採用した外国人をすぐに逃さない企業側の秘訣
「ホテルの勉強をしてきたインターン生は日本語が苦手で、日本語学科のインターン生はホテルの業務が苦手」と、どちらも一長一短というのがインターン生の特徴でした。 しかし、今回の4人はホテル業務に興味があり、さらに日本語が話せることで、既存の従業員とのコミュニケーションがスムーズにいき、教育もしやすくなりました。すべて日本語でコミュニケーションを取ることができ、休憩時間も日本人従業員と一緒に過ごしていました。
■日本人社員からのこまめなサポート 彼らが安心して働ける理由として、総務部の山川竜太課長と小濵(こはま)彩乃さんの存在が大きいようです。会社が用意している寮にもたびたび顔を出して「元気?」「何か困ったことはない?」などと声をかけてくれ、何かと相談に乗ってもらえると、実習生たちからも評判です。 技能実習生のインジンシュエイーさんは、来日3カ月目に実父を亡くしました。

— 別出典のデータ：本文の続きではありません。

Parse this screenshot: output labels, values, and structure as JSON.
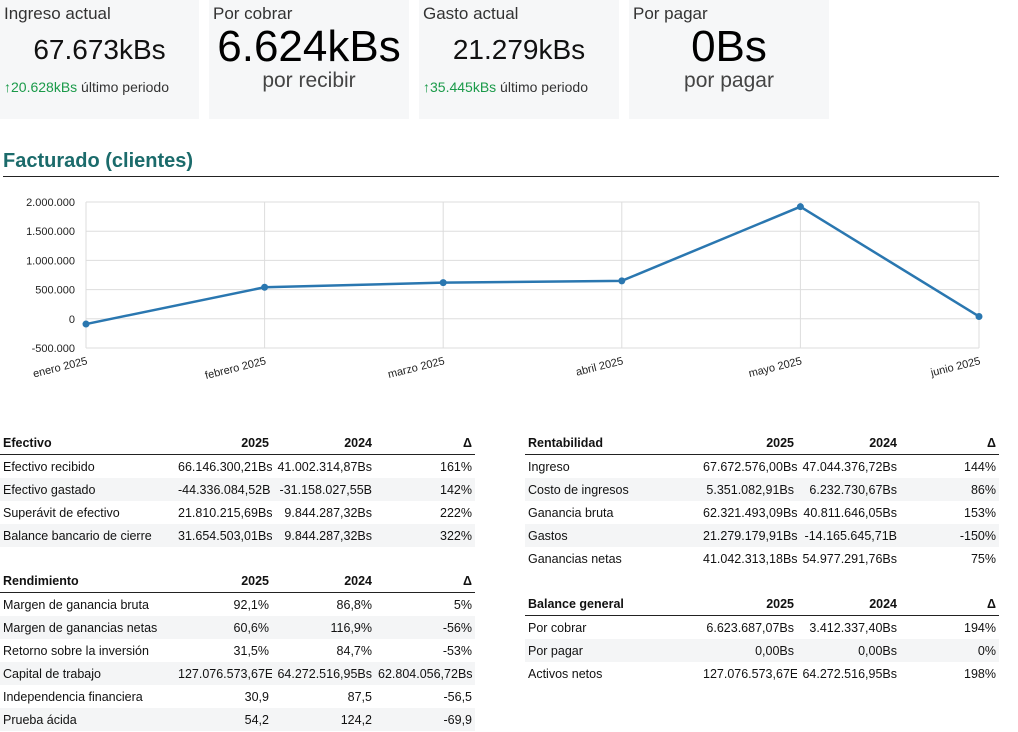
{
  "kpis": {
    "income": {
      "label": "Ingreso actual",
      "value": "67.673kBs",
      "change": "20.628kBs",
      "note": " último periodo"
    },
    "receivable": {
      "label": "Por cobrar",
      "value": "6.624kBs",
      "sub": "por recibir"
    },
    "expense": {
      "label": "Gasto actual",
      "value": "21.279kBs",
      "change": "35.445kBs",
      "note": " último periodo"
    },
    "payable": {
      "label": "Por pagar",
      "value": "0Bs",
      "sub": "por pagar"
    }
  },
  "section": {
    "title": "Facturado (clientes)"
  },
  "chart_data": {
    "type": "line",
    "categories": [
      "enero 2025",
      "febrero 2025",
      "marzo 2025",
      "abril 2025",
      "mayo 2025",
      "junio 2025"
    ],
    "series": [
      {
        "values": [
          -90000,
          540000,
          620000,
          650000,
          1920000,
          40000
        ]
      }
    ],
    "yticks": [
      2000000,
      1500000,
      1000000,
      500000,
      0,
      -500000
    ],
    "ytick_labels": [
      "2.000.000",
      "1.500.000",
      "1.000.000",
      "500.000",
      "0",
      "-500.000"
    ],
    "ylim": [
      -500000,
      2000000
    ],
    "grid": true,
    "line_color": "#2a77b0"
  },
  "tables": {
    "efectivo": {
      "headers": [
        "Efectivo",
        "2025",
        "2024",
        "Δ"
      ],
      "rows": [
        [
          "Efectivo recibido",
          "66.146.300,21Bs",
          "41.002.314,87Bs",
          "161%"
        ],
        [
          "Efectivo gastado",
          "-44.336.084,52B",
          "-31.158.027,55B",
          "142%"
        ],
        [
          "Superávit de efectivo",
          "21.810.215,69Bs",
          "9.844.287,32Bs",
          "222%"
        ],
        [
          "Balance bancario de cierre",
          "31.654.503,01Bs",
          "9.844.287,32Bs",
          "322%"
        ]
      ]
    },
    "rendimiento": {
      "headers": [
        "Rendimiento",
        "2025",
        "2024",
        "Δ"
      ],
      "rows": [
        [
          "Margen de ganancia bruta",
          "92,1%",
          "86,8%",
          "5%"
        ],
        [
          "Margen de ganancias netas",
          "60,6%",
          "116,9%",
          "-56%"
        ],
        [
          "Retorno sobre la inversión",
          "31,5%",
          "84,7%",
          "-53%"
        ],
        [
          "Capital de trabajo",
          "127.076.573,67E",
          "64.272.516,95Bs",
          "62.804.056,72Bs"
        ],
        [
          "Independencia financiera",
          "30,9",
          "87,5",
          "-56,5"
        ],
        [
          "Prueba ácida",
          "54,2",
          "124,2",
          "-69,9"
        ]
      ]
    },
    "rentabilidad": {
      "headers": [
        "Rentabilidad",
        "2025",
        "2024",
        "Δ"
      ],
      "rows": [
        [
          "Ingreso",
          "67.672.576,00Bs",
          "47.044.376,72Bs",
          "144%"
        ],
        [
          "Costo de ingresos",
          "5.351.082,91Bs",
          "6.232.730,67Bs",
          "86%"
        ],
        [
          "Ganancia bruta",
          "62.321.493,09Bs",
          "40.811.646,05Bs",
          "153%"
        ],
        [
          "Gastos",
          "21.279.179,91Bs",
          "-14.165.645,71B",
          "-150%"
        ],
        [
          "Ganancias netas",
          "41.042.313,18Bs",
          "54.977.291,76Bs",
          "75%"
        ]
      ]
    },
    "balance": {
      "headers": [
        "Balance general",
        "2025",
        "2024",
        "Δ"
      ],
      "rows": [
        [
          "Por cobrar",
          "6.623.687,07Bs",
          "3.412.337,40Bs",
          "194%"
        ],
        [
          "Por pagar",
          "0,00Bs",
          "0,00Bs",
          "0%"
        ],
        [
          "Activos netos",
          "127.076.573,67E",
          "64.272.516,95Bs",
          "198%"
        ]
      ]
    }
  }
}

「会社は帰国を勧めてくれましたが、帰国しても何もできないので残りました。つらい日々でしたが、小濵さんらがいろいろと話し相手になってくれたおかげで、乗り切ることができました」と感謝します。「小濵さんと休みの日に一緒に海を見に行くのが好きです」とも話しています。
寮の冷蔵庫の調子が悪い、エアコンの効きが悪いなど、細かな生活の不具合もすぐに情報を入手し、対応できています。「ミャンマーの人はなかなか自分から直接問題を伝えないため、実は小さなことが積み重なって生活のストレスになりがちです。 このように、仕事だけでなく生活面でも小さな情報を入手する経路を整備することは、外国人材の定着にとって非常に大切です」。4人の技能実習生が所属する監理団体であるハロージャパン協同組合の島袋善徳理事長は話しています。
「南の美ら花ホテルミヤヒラ」では、これまで外国人採用はインターン生が中心でした。企業としては長く働いてくれる方がありがたく、1年ごとに人材が入れ替わるインターンシップ制度と比べると、技能実習生は監理組合への費用や給料が日本人と同等で、インターン生より費用がかかるものの、長く働いてくれるため助かっているようです。 インターン生は1年間の滞在ですが、母国に戻った後、大学を卒業して再びミヤヒラに戻って働きたいという人も出てきているようです。